The environment of deposition for X1 and X2 reservoirs was interpreted to be a channelized shoreface environment (Fig. 12). This is indicative of a transitional marine setting. Integrating this result with seismic data for Koca field, the identified channels were not resolvable at reservoir scale. However, after carrying out field scale seismic facies analysis (Fig. 13) channel reflection patterns were seen.
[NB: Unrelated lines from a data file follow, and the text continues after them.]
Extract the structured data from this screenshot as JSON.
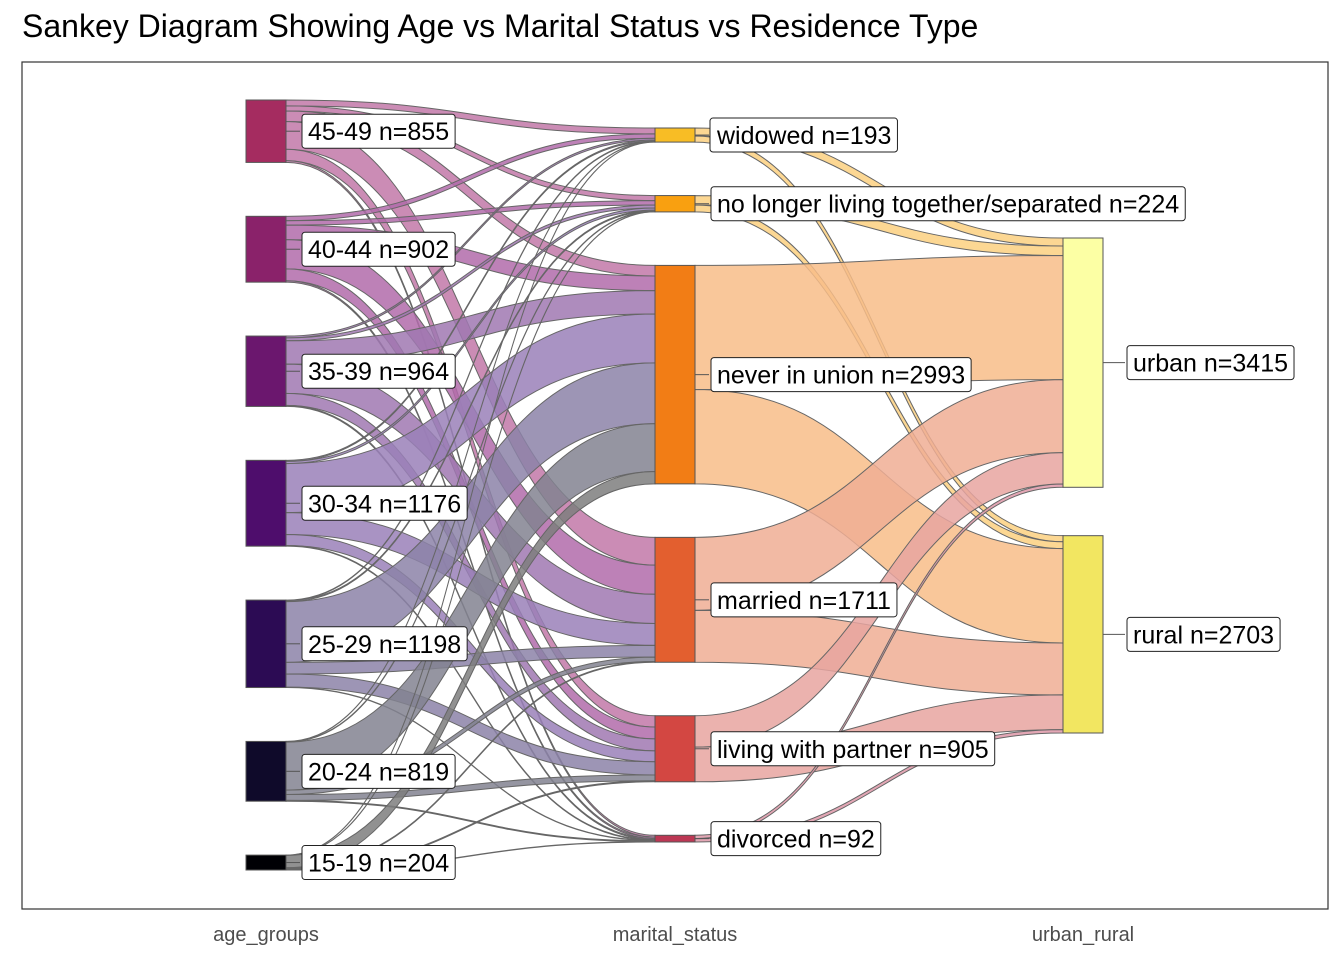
{
  "chart_data": {
    "type": "sankey",
    "title": "Sankey Diagram Showing Age vs Marital Status vs Residence Type",
    "axes": [
      "age_groups",
      "marital_status",
      "urban_rural"
    ],
    "nodes": {
      "age_groups": [
        {
          "name": "45-49",
          "n": 855,
          "label": "45-49 n=855",
          "color": "#A52C60"
        },
        {
          "name": "40-44",
          "n": 902,
          "label": "40-44 n=902",
          "color": "#8A226A"
        },
        {
          "name": "35-39",
          "n": 964,
          "label": "35-39 n=964",
          "color": "#6B176E"
        },
        {
          "name": "30-34",
          "n": 1176,
          "label": "30-34 n=1176",
          "color": "#4E0D6C"
        },
        {
          "name": "25-29",
          "n": 1198,
          "label": "25-29 n=1198",
          "color": "#2C0B54"
        },
        {
          "name": "20-24",
          "n": 819,
          "label": "20-24 n=819",
          "color": "#0F0A2A"
        },
        {
          "name": "15-19",
          "n": 204,
          "label": "15-19 n=204",
          "color": "#000004"
        }
      ],
      "marital_status": [
        {
          "name": "widowed",
          "n": 193,
          "label": "widowed n=193",
          "color": "#F8BD25"
        },
        {
          "name": "no longer living together/separated",
          "n": 224,
          "label": "no longer living together/separated n=224",
          "color": "#F9A010"
        },
        {
          "name": "never in union",
          "n": 2993,
          "label": "never in union n=2993",
          "color": "#F27D15"
        },
        {
          "name": "married",
          "n": 1711,
          "label": "married n=1711",
          "color": "#E35F2F"
        },
        {
          "name": "living with partner",
          "n": 905,
          "label": "living with partner n=905",
          "color": "#D34742"
        },
        {
          "name": "divorced",
          "n": 92,
          "label": "divorced n=92",
          "color": "#BC3754"
        }
      ],
      "urban_rural": [
        {
          "name": "urban",
          "n": 3415,
          "label": "urban n=3415",
          "color": "#FCFFA4"
        },
        {
          "name": "rural",
          "n": 2703,
          "label": "rural n=2703",
          "color": "#F2E661"
        }
      ]
    },
    "flows_age_to_marital": [
      {
        "from": "45-49",
        "to": "widowed",
        "value": 80,
        "color": "#C278A8"
      },
      {
        "from": "45-49",
        "to": "no longer living together/separated",
        "value": 70,
        "color": "#C278A8"
      },
      {
        "from": "45-49",
        "to": "never in union",
        "value": 145,
        "color": "#C278A8"
      },
      {
        "from": "45-49",
        "to": "married",
        "value": 380,
        "color": "#C278A8"
      },
      {
        "from": "45-49",
        "to": "living with partner",
        "value": 155,
        "color": "#C278A8"
      },
      {
        "from": "45-49",
        "to": "divorced",
        "value": 25,
        "color": "#C278A8"
      },
      {
        "from": "40-44",
        "to": "widowed",
        "value": 60,
        "color": "#B26BAA"
      },
      {
        "from": "40-44",
        "to": "no longer living together/separated",
        "value": 60,
        "color": "#B26BAA"
      },
      {
        "from": "40-44",
        "to": "never in union",
        "value": 200,
        "color": "#B26BAA"
      },
      {
        "from": "40-44",
        "to": "married",
        "value": 400,
        "color": "#B26BAA"
      },
      {
        "from": "40-44",
        "to": "living with partner",
        "value": 162,
        "color": "#B26BAA"
      },
      {
        "from": "40-44",
        "to": "divorced",
        "value": 20,
        "color": "#B26BAA"
      },
      {
        "from": "35-39",
        "to": "widowed",
        "value": 25,
        "color": "#A078B2"
      },
      {
        "from": "35-39",
        "to": "no longer living together/separated",
        "value": 40,
        "color": "#A078B2"
      },
      {
        "from": "35-39",
        "to": "never in union",
        "value": 320,
        "color": "#A078B2"
      },
      {
        "from": "35-39",
        "to": "married",
        "value": 400,
        "color": "#A078B2"
      },
      {
        "from": "35-39",
        "to": "living with partner",
        "value": 164,
        "color": "#A078B2"
      },
      {
        "from": "35-39",
        "to": "divorced",
        "value": 15,
        "color": "#A078B2"
      },
      {
        "from": "30-34",
        "to": "widowed",
        "value": 15,
        "color": "#9A80B8"
      },
      {
        "from": "30-34",
        "to": "no longer living together/separated",
        "value": 30,
        "color": "#9A80B8"
      },
      {
        "from": "30-34",
        "to": "never in union",
        "value": 671,
        "color": "#9A80B8"
      },
      {
        "from": "30-34",
        "to": "married",
        "value": 300,
        "color": "#9A80B8"
      },
      {
        "from": "30-34",
        "to": "living with partner",
        "value": 150,
        "color": "#9A80B8"
      },
      {
        "from": "30-34",
        "to": "divorced",
        "value": 10,
        "color": "#9A80B8"
      },
      {
        "from": "25-29",
        "to": "widowed",
        "value": 8,
        "color": "#8C82A8"
      },
      {
        "from": "25-29",
        "to": "no longer living together/separated",
        "value": 14,
        "color": "#8C82A8"
      },
      {
        "from": "25-29",
        "to": "never in union",
        "value": 831,
        "color": "#8C82A8"
      },
      {
        "from": "25-29",
        "to": "married",
        "value": 160,
        "color": "#8C82A8"
      },
      {
        "from": "25-29",
        "to": "living with partner",
        "value": 180,
        "color": "#8C82A8"
      },
      {
        "from": "25-29",
        "to": "divorced",
        "value": 5,
        "color": "#8C82A8"
      },
      {
        "from": "20-24",
        "to": "widowed",
        "value": 3,
        "color": "#828290"
      },
      {
        "from": "20-24",
        "to": "no longer living together/separated",
        "value": 7,
        "color": "#828290"
      },
      {
        "from": "20-24",
        "to": "never in union",
        "value": 657,
        "color": "#828290"
      },
      {
        "from": "20-24",
        "to": "married",
        "value": 60,
        "color": "#828290"
      },
      {
        "from": "20-24",
        "to": "living with partner",
        "value": 80,
        "color": "#828290"
      },
      {
        "from": "20-24",
        "to": "divorced",
        "value": 12,
        "color": "#828290"
      },
      {
        "from": "15-19",
        "to": "widowed",
        "value": 2,
        "color": "#7E7E7E"
      },
      {
        "from": "15-19",
        "to": "no longer living together/separated",
        "value": 3,
        "color": "#7E7E7E"
      },
      {
        "from": "15-19",
        "to": "never in union",
        "value": 169,
        "color": "#7E7E7E"
      },
      {
        "from": "15-19",
        "to": "married",
        "value": 11,
        "color": "#7E7E7E"
      },
      {
        "from": "15-19",
        "to": "living with partner",
        "value": 14,
        "color": "#7E7E7E"
      },
      {
        "from": "15-19",
        "to": "divorced",
        "value": 5,
        "color": "#7E7E7E"
      }
    ],
    "flows_marital_to_residence": [
      {
        "from": "widowed",
        "to": "urban",
        "value": 110,
        "color": "#FBD080"
      },
      {
        "from": "widowed",
        "to": "rural",
        "value": 83,
        "color": "#FBD080"
      },
      {
        "from": "no longer living together/separated",
        "to": "urban",
        "value": 130,
        "color": "#FBD080"
      },
      {
        "from": "no longer living together/separated",
        "to": "rural",
        "value": 94,
        "color": "#FBD080"
      },
      {
        "from": "never in union",
        "to": "urban",
        "value": 1700,
        "color": "#F8BD88"
      },
      {
        "from": "never in union",
        "to": "rural",
        "value": 1293,
        "color": "#F8BD88"
      },
      {
        "from": "married",
        "to": "urban",
        "value": 1000,
        "color": "#F0AE94"
      },
      {
        "from": "married",
        "to": "rural",
        "value": 711,
        "color": "#F0AE94"
      },
      {
        "from": "living with partner",
        "to": "urban",
        "value": 430,
        "color": "#E8A4A0"
      },
      {
        "from": "living with partner",
        "to": "rural",
        "value": 475,
        "color": "#E8A4A0"
      },
      {
        "from": "divorced",
        "to": "urban",
        "value": 45,
        "color": "#DE98A8"
      },
      {
        "from": "divorced",
        "to": "rural",
        "value": 47,
        "color": "#DE98A8"
      }
    ],
    "grid": false,
    "legend": "none"
  }
}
For the facies model, Object modelling technique was chosen as the preferred method because its best captures the stratigraphic interpretations and geological ideas in the conceptual model.

Discussion of results

The integration of sedimentology and stratigraphy, combined with geostatistical tools, provided a better understanding of geometrical relationships and connectivity potential of the reservoirs within each stratigraphic unit of X1 and X2. Additionally, it was established from this study that reservoir quality (in terms of porosity, permeability and net to gross) of the X1 and X2 reservoirs is significantly affected by stratigraphy at that depth and location. Conclusively from this study, it shows that sequence stratigraphic interpretation provides a 2D stratigraphic framework that will better predict and distribute gross reservoir volumes. The 2D stratigraphic framework and depositional model built was the key input into static modelling workflow.